- Film poster
- German: Rabiye Kurnaz gegen George W. Bush
- Directed by: Andreas Dresen
- Written by: Laila Stieler
- Produced by: Claudia Steffen; Christoph Friedel;
- Starring: Meltem Kaptan; Alexander Scheer;
- Cinematography: Andreas Höfer
- Edited by: Jörg Hauschild
- Music by: Johannes Repka; Cenk Erdoğan;
- Release dates: 12 February 2022 (Berlinale); 28 April 2022 (German);
- Running time: 119 minutes
- Country: Germany
- Languages: German; Turkish; English;
- Box office: $172,574

= Rabiye Kurnaz vs. George W. Bush =

2022 German film by Andreas Dresen

Rabiye Kurnaz vs. George W. Bush (German: Rabiye Kurnaz gegen George W. Bush) is a 2022 German-French biographical film directed by Andreas Dresen which premiered in completion at the 72nd Berlin International Film Festival on 12 February 2022. It is based on the true story of Murat Kurnaz, a young German of Turkish descent, who was unlawfully detained in Guantanamo Bay in 2001, and his mother's legal battle for his release.

==Plot==
The film follows the titular Rabiye Kurnaz, a Turkish housewife from Bremen, Germany, as she discovers her eldest son, Murat, has been detained in Pakistan by the United States government. He is held in Guantanamo Bay detention camp, Cuba, for over five years, during which the rather temperamental Rabiye and the more reserved human rights lawyer, Bernhard Docke, launch a legal dispute in his name.

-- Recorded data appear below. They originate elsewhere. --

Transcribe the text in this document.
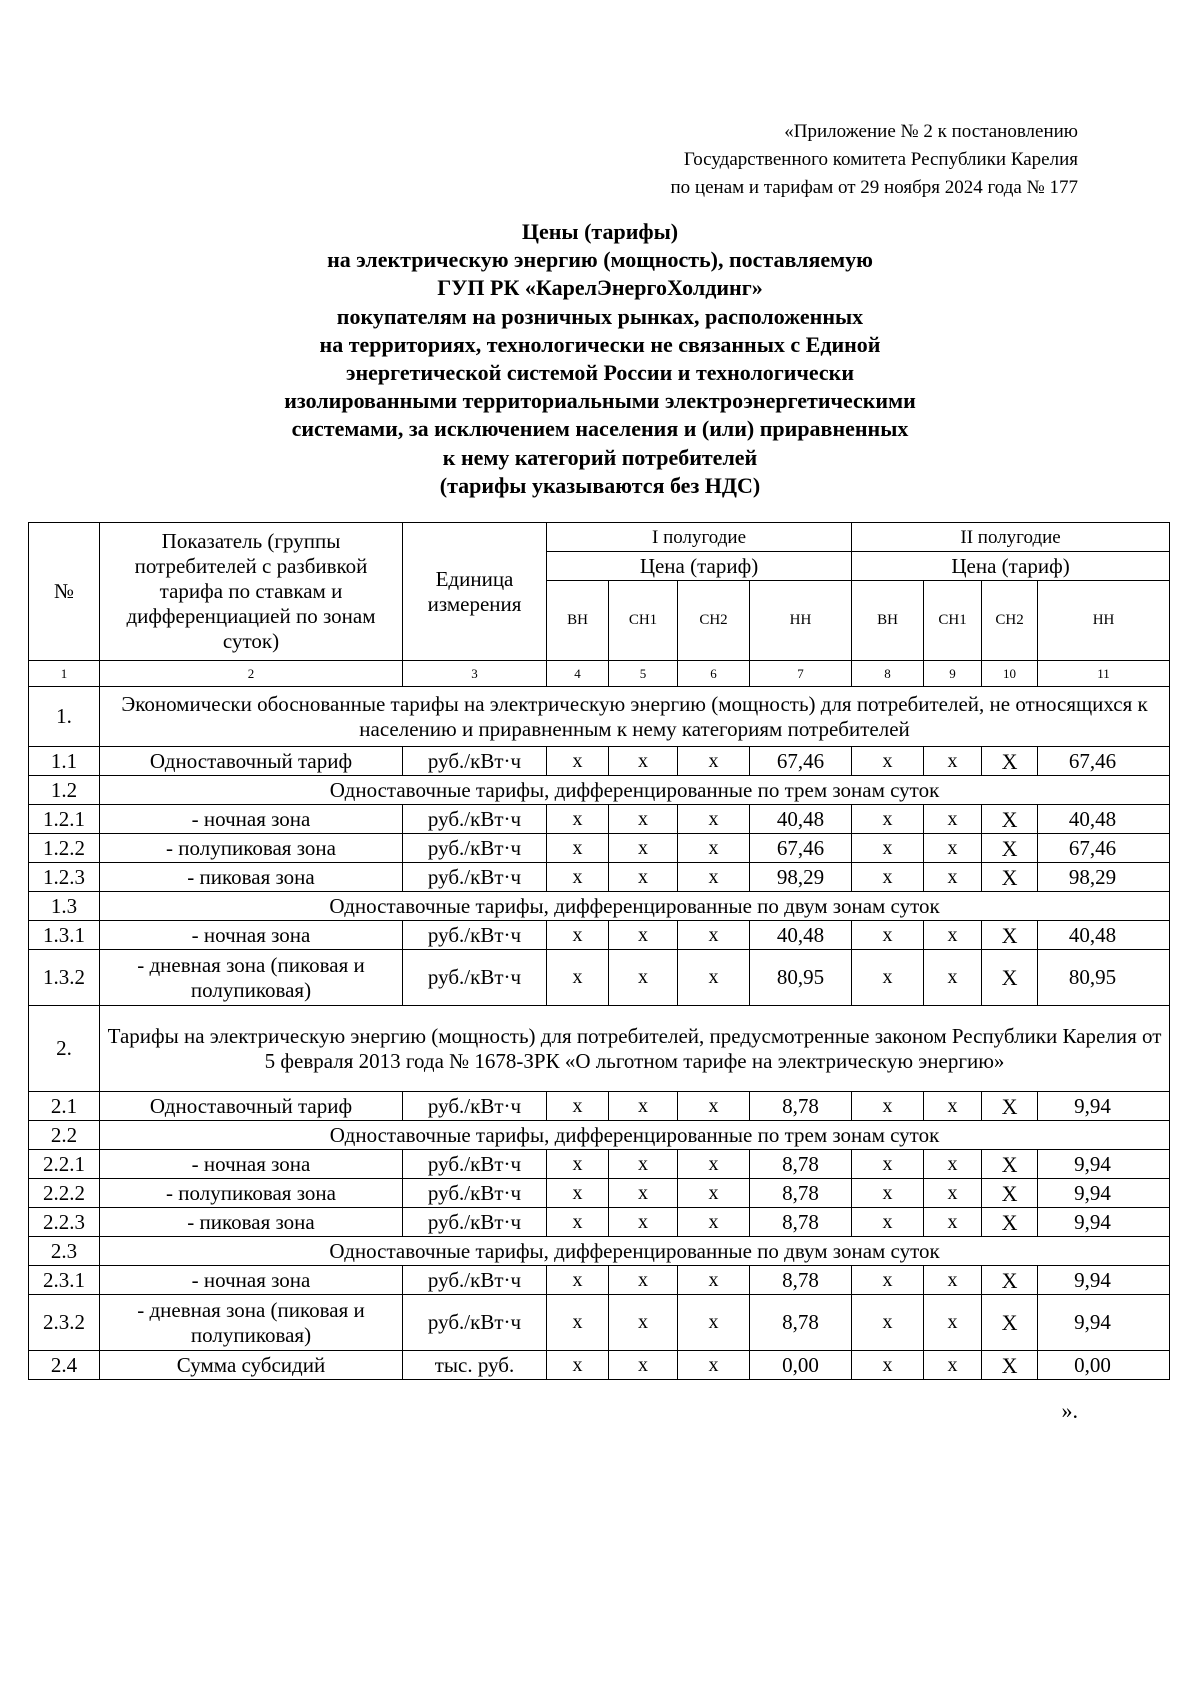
«Приложение № 2 к постановлению
Государственного комитета Республики Карелия
по ценам и тарифам от 29 ноября 2024 года № 177
Цены (тарифы)
на электрическую энергию (мощность), поставляемую
ГУП РК «КарелЭнергоХолдинг»
покупателям на розничных рынках, расположенных
на территориях, технологически не связанных с Единой
энергетической системой России и технологически
изолированными территориальными электроэнергетическими
системами, за исключением населения и (или) приравненных
к нему категорий потребителей
(тарифы указываются без НДС)
№	Показатель (группы потребителей с разбивкой тарифа по ставкам и дифференциацией по зонам суток)	Единица измерения	I полугодие				II полугодие			
			Цена (тариф)				Цена (тариф)			
			ВН	СН1	СН2	НН	ВН	СН1	СН2	НН
1	2	3	4	5	6	7	8	9	10	11
1.	Экономически обоснованные тарифы на электрическую энергию (мощность) для потребителей, не относящихся к населению и приравненным к нему категориям потребителей									
1.1	Одноставочный тариф	руб./кВт·ч	х	х	х	67,46	х	х	Х	67,46
1.2	Одноставочные тарифы, дифференцированные по трем зонам суток									
1.2.1	- ночная зона	руб./кВт·ч	х	х	х	40,48	х	х	Х	40,48
1.2.2	- полупиковая зона	руб./кВт·ч	х	х	х	67,46	х	х	Х	67,46
1.2.3	- пиковая зона	руб./кВт·ч	х	х	х	98,29	х	х	Х	98,29
1.3	Одноставочные тарифы, дифференцированные по двум зонам суток									
1.3.1	- ночная зона	руб./кВт·ч	х	х	х	40,48	х	х	Х	40,48
1.3.2	- дневная зона (пиковая и полупиковая)	руб./кВт·ч	х	х	х	80,95	х	х	Х	80,95
2.	Тарифы на электрическую энергию (мощность) для потребителей, предусмотренные законом Республики Карелия от 5 февраля 2013 года № 1678-ЗРК «О льготном тарифе на электрическую энергию»									
2.1	Одноставочный тариф	руб./кВт·ч	х	х	х	8,78	х	х	Х	9,94
2.2	Одноставочные тарифы, дифференцированные по трем зонам суток									
2.2.1	- ночная зона	руб./кВт·ч	х	х	х	8,78	х	х	Х	9,94
2.2.2	- полупиковая зона	руб./кВт·ч	х	х	х	8,78	х	х	Х	9,94
2.2.3	- пиковая зона	руб./кВт·ч	х	х	х	8,78	х	х	Х	9,94
2.3	Одноставочные тарифы, дифференцированные по двум зонам суток									
2.3.1	- ночная зона	руб./кВт·ч	х	х	х	8,78	х	х	Х	9,94
2.3.2	- дневная зона (пиковая и полупиковая)	руб./кВт·ч	х	х	х	8,78	х	х	Х	9,94
2.4	Сумма субсидий	тыс. руб.	х	х	х	0,00	х	х	Х	0,00
».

Their campaign for a fair trial takes them all the way to the Supreme Court, finally securing Murat's release in 2006, after which it comes to light that the German government had attempted to prevent his return by revoking his right of entry. Murat has been systematically tortured during his extrajudicial detainment and, as of the film's airing, has yet to receive any form of compensation or apology for his treatment.

==Cast==
- Meltem Kaptan as Rabiye Kurnaz
- Mert Dincer as Cem Kurnaz
- Alexander Scheer as Bernhard Docke
- Charly Hübner as Marc Stocker
- Nazmi Kirik as Mehmet
- Sevda Polat as Nuriye
- Abdullah Emre Öztürk as Murat Kurnaz
- Şafak Şengül as Fadime
- Anthony Cook as Reporter

==Release==
The film had its world premiere in competition at the 72nd Berlin International Film Festival on 12 February 2022. It had a limited international release in theaters beginning in Germany on 28 April 2022.

==Reception==
===Box office===
Rabiye Kurnaz vs. George W. Bush grossed $0 in North America, and $172,574 in other territories.

===Critical response===
On review aggregator website Rotten Tomatoes, the film holds an approval rating of 50% based on 6 reviews from critics, with an average rating of 5.8/10.

The film was compared to similar David-and-Goliath stories such as Erin Brockovich or The Blind Side. Peter Bradshaw for The Guardian criticised its often jovial tone, while other reviewers have praised its tendency toward lightheartedness in the face of such gruelling subject matter.

===Accolades===
Writer Laila Stieler and actor Meltem Kaplan received awards for best screenplay and best actress in a starring role respectively at the 2022 Berlin International Film Festival.

The director, screenwriter, and cast of the film also received several nominations for the German Film Awards.